Дорогая Эфина, пишет он, мне кажется, нам следует решить один вопрос, который много лет оставался невыясненным, хотя мы считали его закрытым. Прошлым вечером, в театральном буфете, мы оба это поняли. Вы не станете отрицать, я почувствовал это по вашему голосу, по тому, как вы говорили обо всем и ни о чем. Я был принужден смотреть в пол, чтобы не выдать смешанных чувств. Я испугался, что вы заметите, поймете — это зрелище не для таких женщин, как вы. Такие, как вы, очень хрупки. Такие, как вы, легко и быстро влюбляются, а у меня, как вам известно, есть подруга, трое сыновей, дочь, и я не имею ни малейшего намерения все начинать сызнова, а главное — и вы это знаете, — любовь мало меня занимает. Для вас, как и для меня, не тайна, что мужчин и женщин способна соединить не только любовь, спектр того, что может нас связать, необычайно широк. Так не позволим же романам и фильмам опростить наши чувства. Вернусь теперь к пресловутому письму. Да, очевидно, я написал. Много лет назад я только о том и думал. Помню место. Помню, какое было освещение и дешевый стол из ДСП, за которым сидел. День был ясный, хотя уже наступила осень. Точно помню, куда ходил, что делал и какая прогулка неожиданно побудила меня сесть за письменный стол. В некоторых забавных оборотах, которые я употребил, повинен пруд. Птицам и листве деревьев я тоже обязан некоторыми допущенными в письме глупостями. Но я не хочу возвращаться к тому, что лежало в подоснове. Не буду раскрывать значения слов и смысла сказанного. Не стоит больше об этом думать. От вас мне тоже ничего не нужно, я хочу лишь смотреть — как в театре — на вашу молодую, но уже в морщинках кожу, ваш испуганный взгляд и круги под глазами, так неумело загримированные тональным кремом. Ваши щеки сбивают с толку, волосы плохо убраны, и вашей любовной жизни отпущено от силы лет десять — пятнадцать.

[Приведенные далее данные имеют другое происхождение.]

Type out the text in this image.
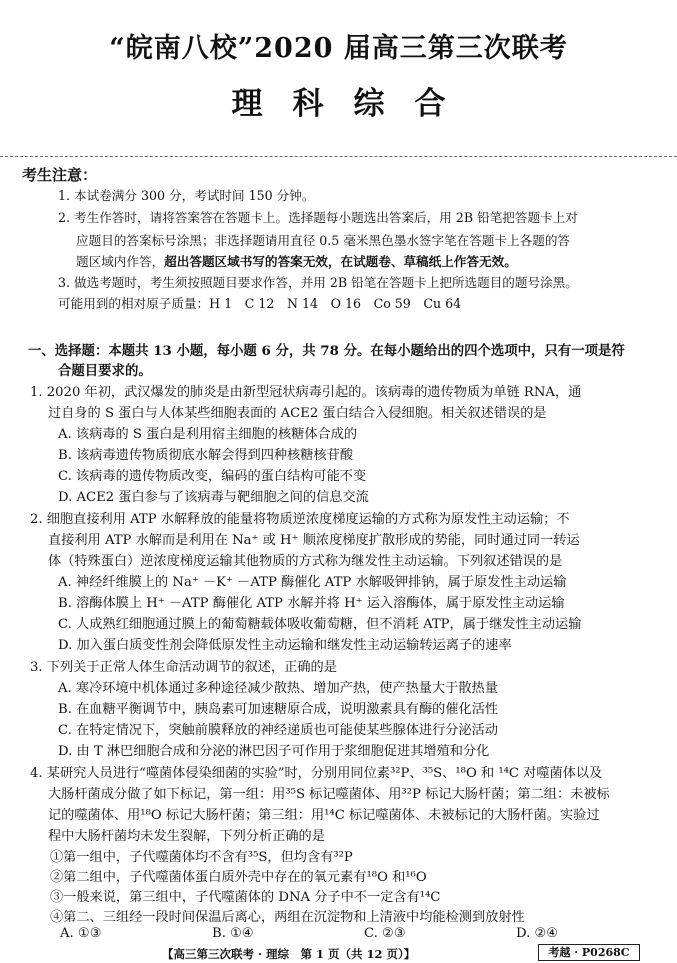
“皖南八校”2020 届高三第三次联考
理科综合
考生注意：
1. 本试卷满分 300 分，考试时间 150 分钟。
2. 考生作答时，请将答案答在答题卡上。选择题每小题选出答案后，用 2B 铅笔把答题卡上对
应题目的答案标号涂黑；非选择题请用直径 0.5 毫米黑色墨水签字笔在答题卡上各题的答
题区域内作答，超出答题区域书写的答案无效，在试题卷、草稿纸上作答无效。
3. 做选考题时，考生须按照题目要求作答，并用 2B 铅笔在答题卡上把所选题目的题号涂黑。
可能用到的相对原子质量：H 1　C 12　N 14　O 16　Co 59　Cu 64
一、选择题：本题共 13 小题，每小题 6 分，共 78 分。在每小题给出的四个选项中，只有一项是符
合题目要求的。
1. 2020 年初，武汉爆发的肺炎是由新型冠状病毒引起的。该病毒的遗传物质为单链 RNA，通
过自身的 S 蛋白与人体某些细胞表面的 ACE2 蛋白结合入侵细胞。相关叙述错误的是
A. 该病毒的 S 蛋白是利用宿主细胞的核糖体合成的
B. 该病毒遗传物质彻底水解会得到四种核糖核苷酸
C. 该病毒的遗传物质改变，编码的蛋白结构可能不变
D. ACE2 蛋白参与了该病毒与靶细胞之间的信息交流
2. 细胞直接利用 ATP 水解释放的能量将物质逆浓度梯度运输的方式称为原发性主动运输；不
直接利用 ATP 水解而是利用在 Na⁺ 或 H⁺ 顺浓度梯度扩散形成的势能，同时通过同一转运
体（特殊蛋白）逆浓度梯度运输其他物质的方式称为继发性主动运输。下列叙述错误的是
A. 神经纤维膜上的 Na⁺ －K⁺ －ATP 酶催化 ATP 水解吸钾排钠，属于原发性主动运输
B. 溶酶体膜上 H⁺ －ATP 酶催化 ATP 水解并将 H⁺ 运入溶酶体，属于原发性主动运输
C. 人成熟红细胞通过膜上的葡萄糖载体吸收葡萄糖，但不消耗 ATP，属于继发性主动运输
D. 加入蛋白质变性剂会降低原发性主动运输和继发性主动运输转运离子的速率
3. 下列关于正常人体生命活动调节的叙述，正确的是
A. 寒冷环境中机体通过多种途径减少散热、增加产热，使产热量大于散热量
B. 在血糖平衡调节中，胰岛素可加速糖原合成，说明激素具有酶的催化活性
C. 在特定情况下，突触前膜释放的神经递质也可能使某些腺体进行分泌活动
D. 由 T 淋巴细胞合成和分泌的淋巴因子可作用于浆细胞促进其增殖和分化
4. 某研究人员进行“噬菌体侵染细菌的实验”时，分别用同位素³²P、³⁵S、¹⁸O 和 ¹⁴C 对噬菌体以及
大肠杆菌成分做了如下标记，第一组：用³⁵S 标记噬菌体、用³²P 标记大肠杆菌；第二组：未被标
记的噬菌体、用¹⁸O 标记大肠杆菌；第三组：用¹⁴C 标记噬菌体、未被标记的大肠杆菌。实验过
程中大肠杆菌均未发生裂解，下列分析正确的是
①第一组中，子代噬菌体均不含有³⁵S，但均含有³²P
②第二组中，子代噬菌体蛋白质外壳中存在的氧元素有¹⁸O 和¹⁶O
③一般来说，第三组中，子代噬菌体的 DNA 分子中不一定含有¹⁴C
④第二、三组经一段时间保温后离心，两组在沉淀物和上清液中均能检测到放射性
【高三第三次联考 · 理综　第 1 页（共 12 页）】	考越 · P0268C
A. ①③	B. ①④	C. ②③	D. ②④
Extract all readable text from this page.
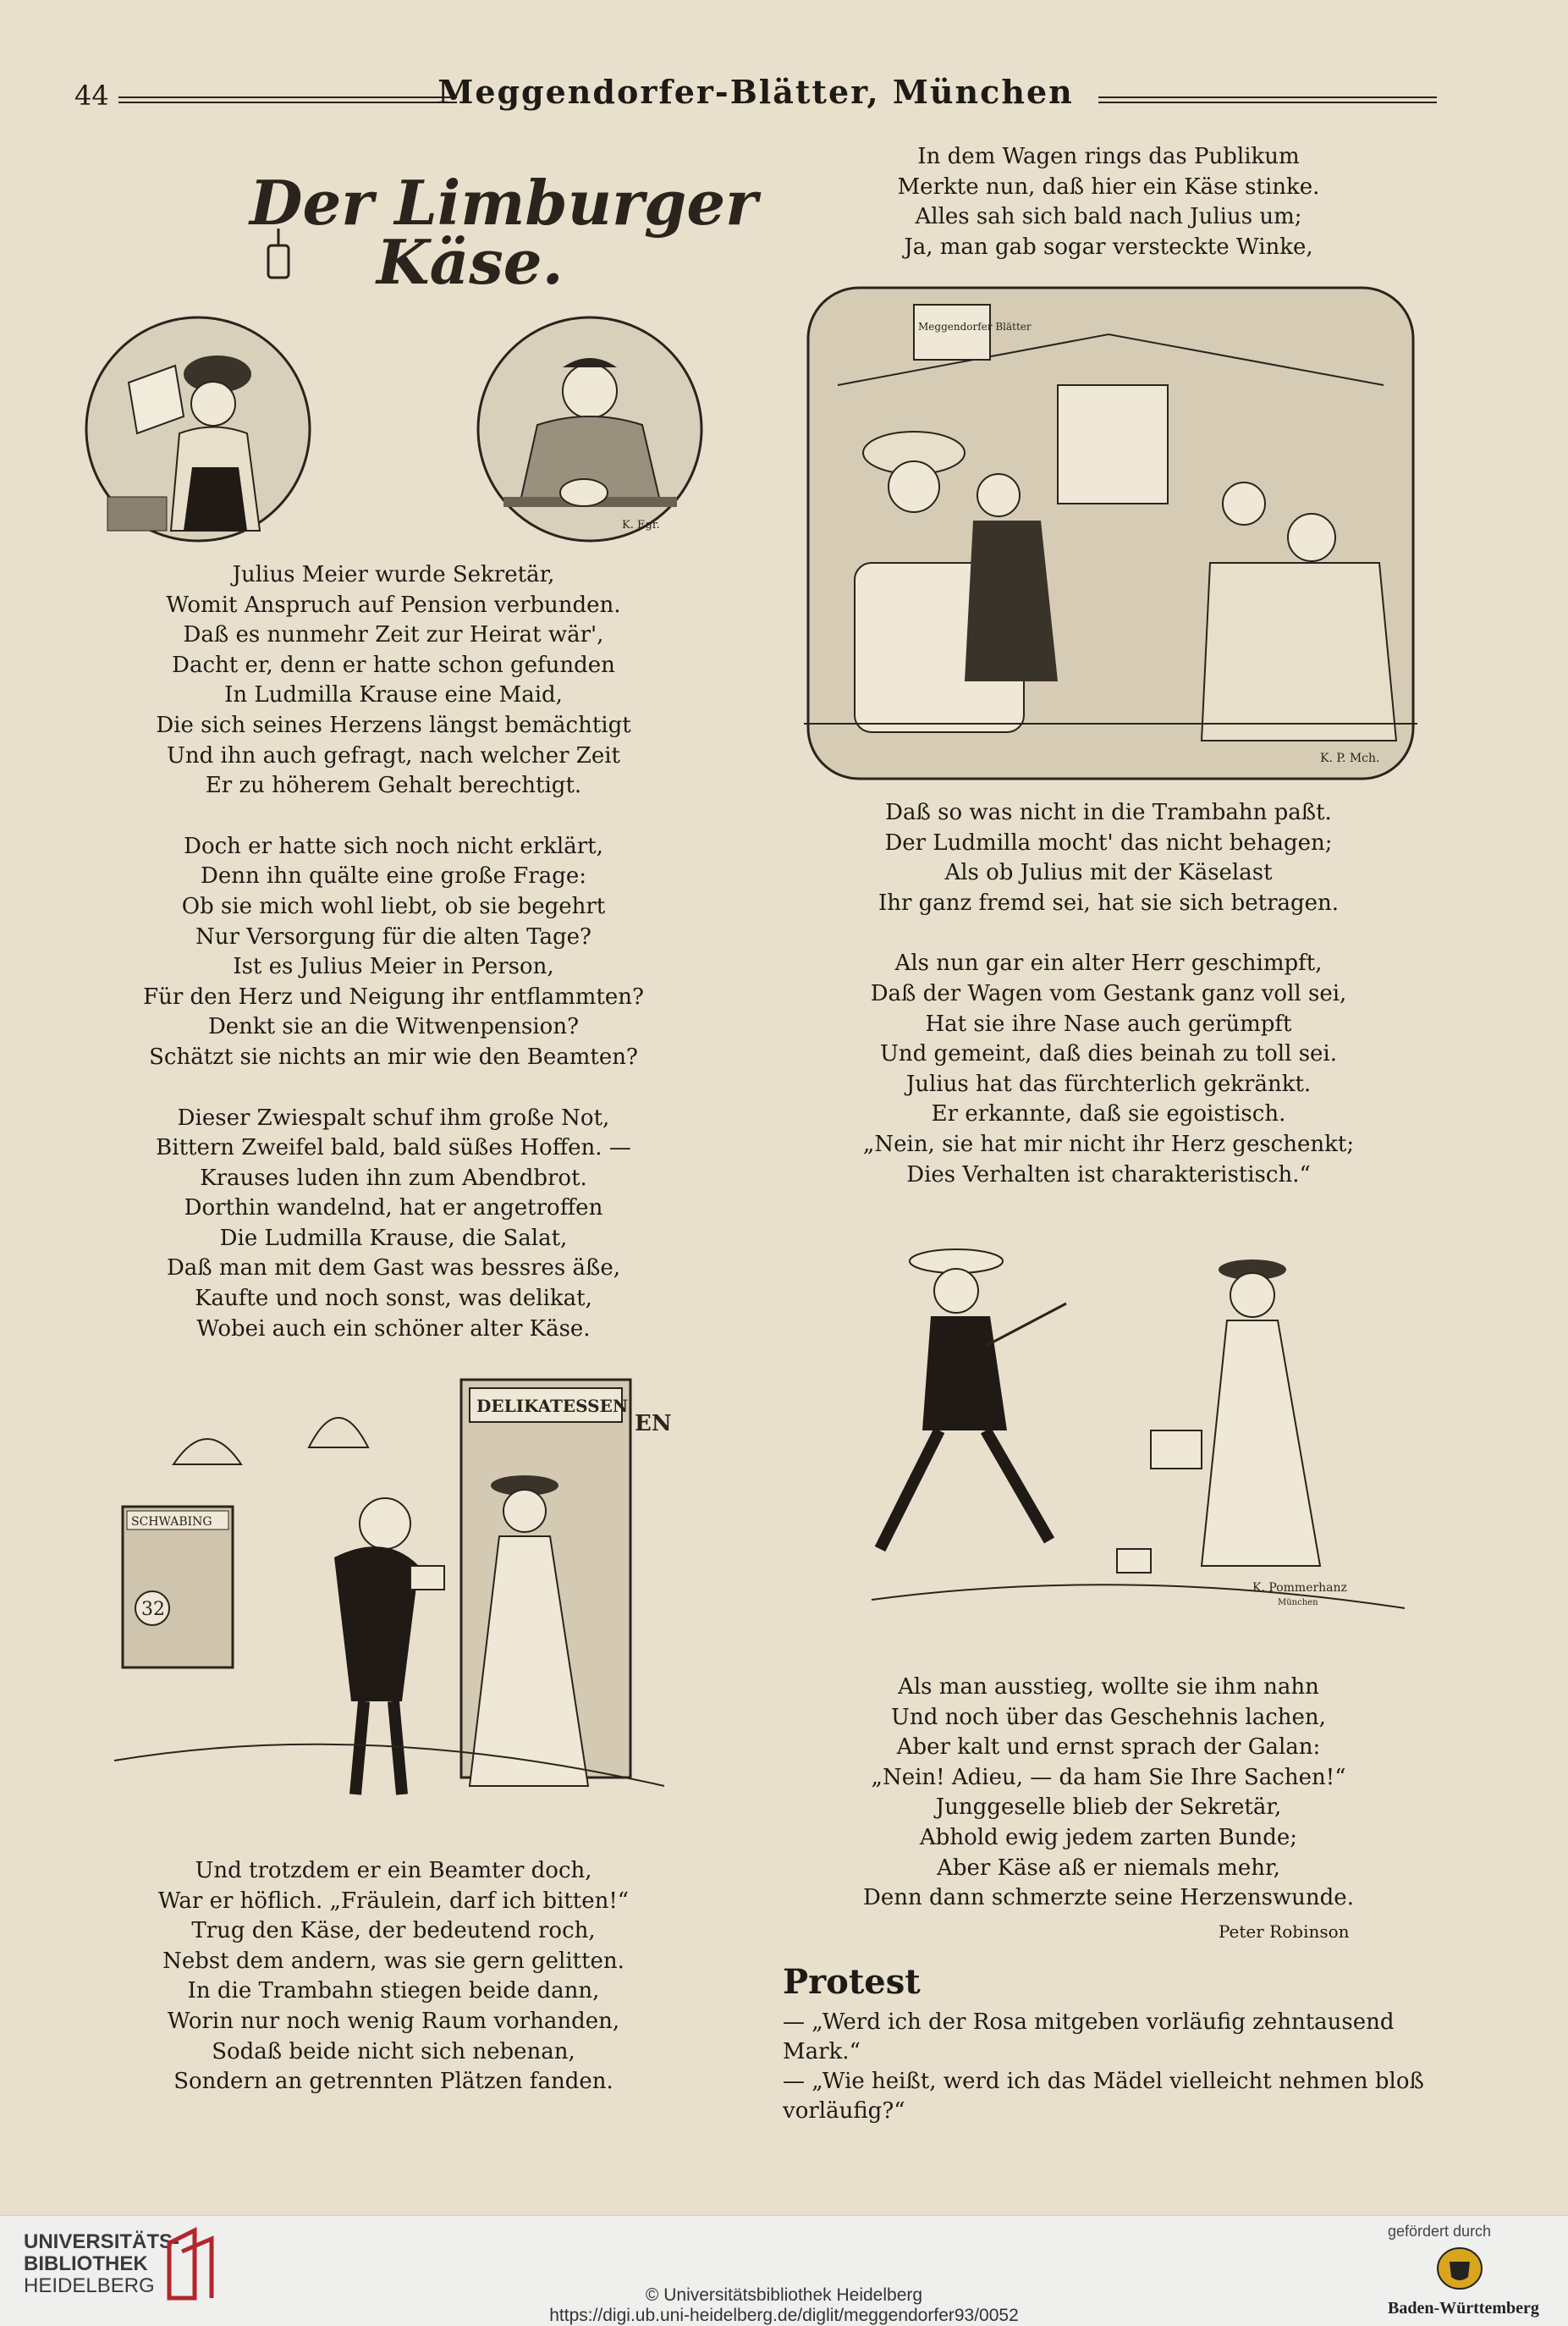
44	Meggendorfer-Blätter, München
Der Limburger
Käse.
K. Egr.

Julius Meier wurde Sekretär,

Womit Anspruch auf Pension verbunden.

Daß es nunmehr Zeit zur Heirat wär',

Dacht er, denn er hatte schon gefunden

In Ludmilla Krause eine Maid,

Die sich seines Herzens längst bemächtigt

Und ihn auch gefragt, nach welcher Zeit

Er zu höherem Gehalt berechtigt.

Doch er hatte sich noch nicht erklärt,

Denn ihn quälte eine große Frage:

Ob sie mich wohl liebt, ob sie begehrt

Nur Versorgung für die alten Tage?

Ist es Julius Meier in Person,

Für den Herz und Neigung ihr entflammten?

Denkt sie an die Witwenpension?

Schätzt sie nichts an mir wie den Beamten?

Dieser Zwiespalt schuf ihm große Not,

Bittern Zweifel bald, bald süßes Hoffen. —

Krauses luden ihn zum Abendbrot.

Dorthin wandelnd, hat er angetroffen

Die Ludmilla Krause, die Salat,

Daß man mit dem Gast was bessres äße,

Kaufte und noch sonst, was delikat,

Wobei auch ein schöner alter Käse.

SCHWABING
32
DELIKATESSEN
EN

Und trotzdem er ein Beamter doch,

War er höflich. „Fräulein, darf ich bitten!“

Trug den Käse, der bedeutend roch,

Nebst dem andern, was sie gern gelitten.

In die Trambahn stiegen beide dann,

Worin nur noch wenig Raum vorhanden,

Sodaß beide nicht sich nebenan,

Sondern an getrennten Plätzen fanden.

In dem Wagen rings das Publikum

Merkte nun, daß hier ein Käse stinke.

Alles sah sich bald nach Julius um;

Ja, man gab sogar versteckte Winke,

Meggendorfer Blätter
K. P. Mch.

Daß so was nicht in die Trambahn paßt.

Der Ludmilla mocht' das nicht behagen;

Als ob Julius mit der Käselast

Ihr ganz fremd sei, hat sie sich betragen.

Als nun gar ein alter Herr geschimpft,

Daß der Wagen vom Gestank ganz voll sei,

Hat sie ihre Nase auch gerümpft

Und gemeint, daß dies beinah zu toll sei.

Julius hat das fürchterlich gekränkt.

Er erkannte, daß sie egoistisch.

„Nein, sie hat mir nicht ihr Herz geschenkt;

Dies Verhalten ist charakteristisch.“

K. Pommerhanz
München

Als man ausstieg, wollte sie ihm nahn

Und noch über das Geschehnis lachen,

Aber kalt und ernst sprach der Galan:

„Nein! Adieu, — da ham Sie Ihre Sachen!“

Junggeselle blieb der Sekretär,

Abhold ewig jedem zarten Bunde;

Aber Käse aß er niemals mehr,

Denn dann schmerzte seine Herzenswunde.

Peter Robinson
Protest

— „Werd ich der Rosa mitgeben vorläufig zehntausend Mark.“

— „Wie heißt, werd ich das Mädel vielleicht nehmen bloß vorläufig?“

UNIVERSITÄTS-
BIBLIOTHEK
HEIDELBERG	© Universitätsbibliothek Heidelberg
https://digi.ub.uni-heidelberg.de/diglit/meggendorfer93/0052
gefördert durch
Baden-Württemberg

Т. на мгновение поднимает голову. Спрашивает себя, стоит ли продолжать или пора остановиться. Он хочет порвать письмо, но не делает этого и забывает листок на кухонном столе. Утром, за завтраком, его подруга пробегает текст глазами. Каждый день она читает Т. отдельные фразы. Называет письмо романом с продолжением, и они смеются.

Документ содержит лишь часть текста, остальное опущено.